Your next question come from George Zavoico with Westport Capital. Your line is open.

Hi, George. George Zavoico – Westport Capital: Congratulations and thank you for taking the questions. A couple of – just three quick questions. One follow-up on Charles’ question regarding the heart rate effect. Andy, you mentioned withdrawal of elevated sympathetic tone has been possible mechanism. First question is, do you have any external evidence of that? Second question is, regarding backups, you said you had as a routine policy, you develop backups, do you have a backup for 452, and if so does Amgen have the option for that too if they decide to exercise the option? And finally just if you can a brief update on the progress of the cardiac cath trial? Thank you.

So I'll start with the question heart rate and we’ve seen this in dogs where we have been able to instrument them more fully and we’ve seen the heart rate fall within 15 minutes of initiating an infusion. At the same time, we see a decline in peripheral resistance without any change in blood pressure. So this is all consistent with the decrease in sympathetic tone. I know that in more recent studies, we have been measuring circulating catecholamines, but I don't know what those data have shown at this point. In patients we don't have that of kind of thing, however to then leapfrog to your third question, and I will save the middle one for Robert, the cath lab study as we can get that to finally enroll should answer some of these questions more directly. We will be measuring peripheral resistance in these patients and see what happens to it in response to 452. And I think we'll have more clarity around that, is it indeed a withdrawal of sympathetic tone as we get more patients enrolled in that trial, which I do expect we will through the course of the year see begin to pick up.

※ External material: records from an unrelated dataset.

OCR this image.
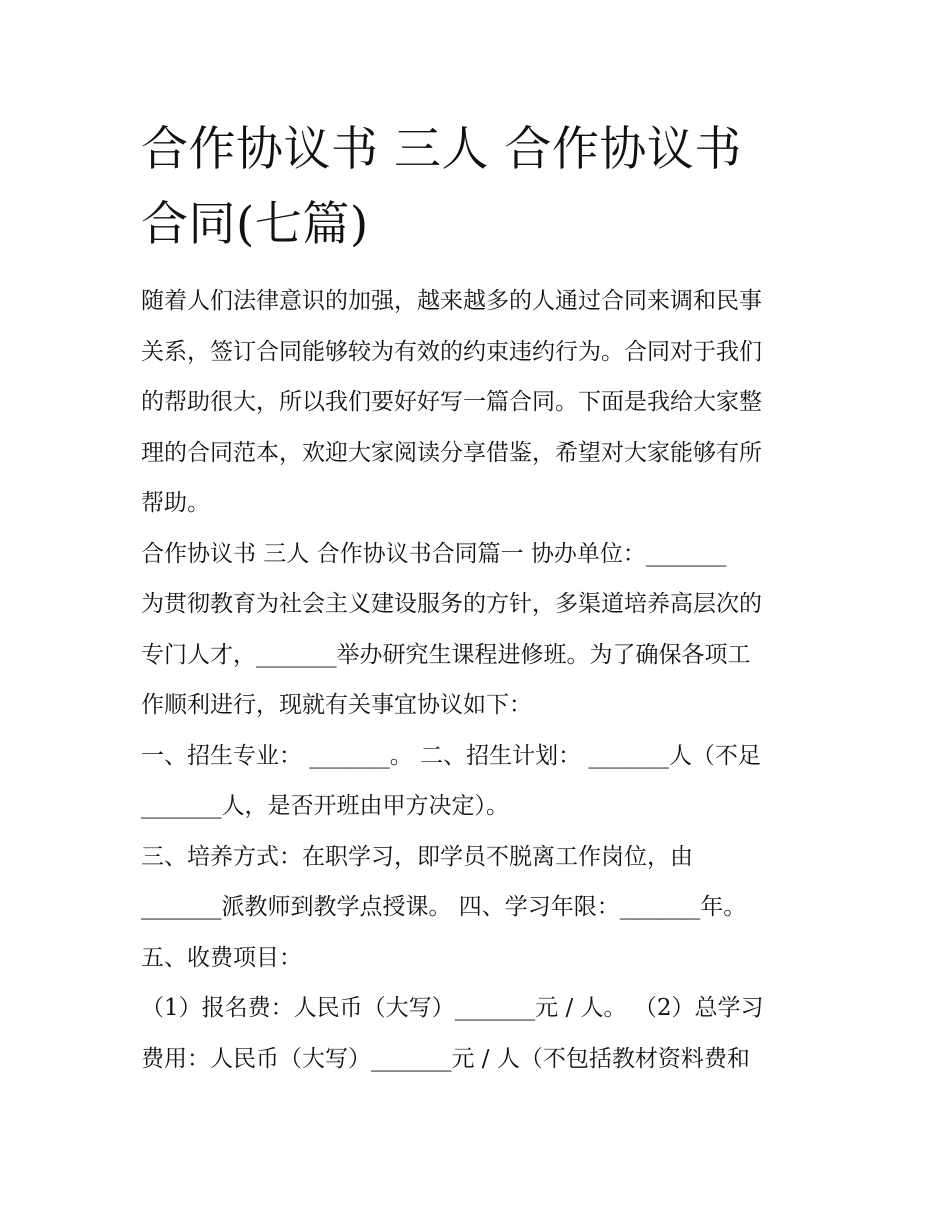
合作协议书 三人 合作协议书
合同(七篇)
随着人们法律意识的加强，越来越多的人通过合同来调和民事
关系，签订合同能够较为有效的约束违约行为。合同对于我们
的帮助很大，所以我们要好好写一篇合同。下面是我给大家整
理的合同范本，欢迎大家阅读分享借鉴，希望对大家能够有所
帮助。
合作协议书 三人 合作协议书合同篇一 协办单位：_______
为贯彻教育为社会主义建设服务的方针，多渠道培养高层次的
专门人才，_______举办研究生课程进修班。为了确保各项工
作顺利进行，现就有关事宜协议如下：
一、招生专业： _______。 二、招生计划： _______人（不足
_______人，是否开班由甲方决定）。
三、培养方式：在职学习，即学员不脱离工作岗位，由
_______派教师到教学点授课。 四、学习年限：_______年。
五、收费项目：
（1）报名费：人民币（大写）_______元 / 人。 （2）总学习
费用：人民币（大写）_______元 / 人（不包括教材资料费和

Yes, to that point, that study has not been a high priority for us. In the second half of 2008, we focused instead on another studies, and in 2009 we may see a ramp up enrolment in that trial. With respect to your question on backups, at the time we did the deal with Amgen, this is dating back to December 2006, we did have and still do have a backup to CK-452. That remains a viable option where we to find something idiosyncratic or otherwise that limits the development of CK-452. We have not yet identified any reason to turn to our backup, but we do have a backup. And like that backup, we also have follow-on compounds that we are continuing to investigate, research and characterize. The backup and the follow-ons would also travel together to Amgen, if you will, if they were to exercise their option, meaning the whole program goes hand-in-hand with CK-452. If Amgen does not exercise its option, then those also go with us to what would then be our interest to re-partnering the program, CK-452, it's backup and follow-on compounds.

This concludes the question-and-answer portion of today's call. I will now turn the call over to Robert Blum for closing remarks.

I wanted to say thank you to all the participants today for your continued interest in Cytokinetics. We look forward to updating you throughout 2009 on more progress and more activities. And with that operator, we can conclude the call. Have a good day, everyone.

This concludes today's Cytokinetics fourth quarter and year-end 2008 conference call. You may now disconnect.